The rule of thumb I use: asyncio for I/O concurrency, multiprocessing for CPU parallelism, threading mostly for legacy code or C extension interop where you can't easily go async. The GIL-removal story is interesting but for most application code the async path is the right defualt for concurrency and you don't have to think about memory bandwidth ceilings at all.
Maggie7_Him@reddit
The memory bandwidth ceiling is real — hit it doing parallel screenshot capture across 50 browser instances. CPU sat at 15% but RAM bandwidth was maxed.

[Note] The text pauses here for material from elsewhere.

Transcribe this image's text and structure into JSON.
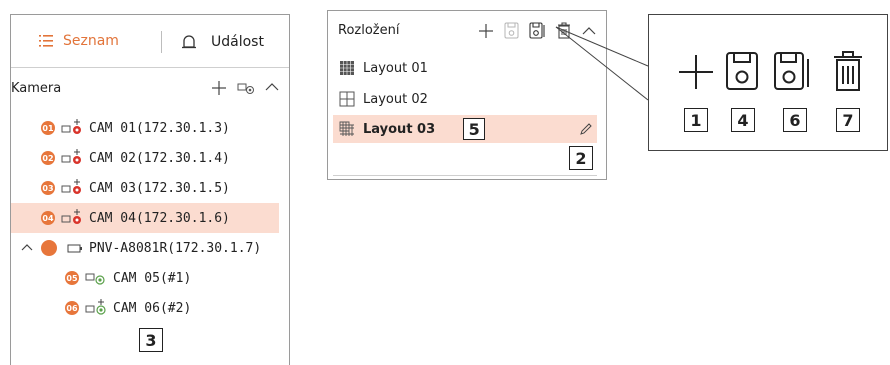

Switched from 50 threads to a process pool with 8 workers and throughput doubled.
Ha_Deal_5079@reddit
free-threading is dope but the single thread perf hit keeps me on the default build for most things. maybe 3.14 will bridge the gap
quant_macro_daily@reddit
Good timing on covering GIL removal, it's worth noting that even with the GIL disabled (Python 3.13+), most CPU-bound workloads won't automatically see linear scaling. The bottleneck shifts to memory bandwidth and cache contention between threads pretty quickly.
For pure CPU parallelism,
multiprocessingwith shared memory (multiprocessing.shared_memory) is still the more predictable path on most workloads. Threading shines most when you're I/O-bound or waiting on external calls, which is probably 80% of real-world Python use cases anyway.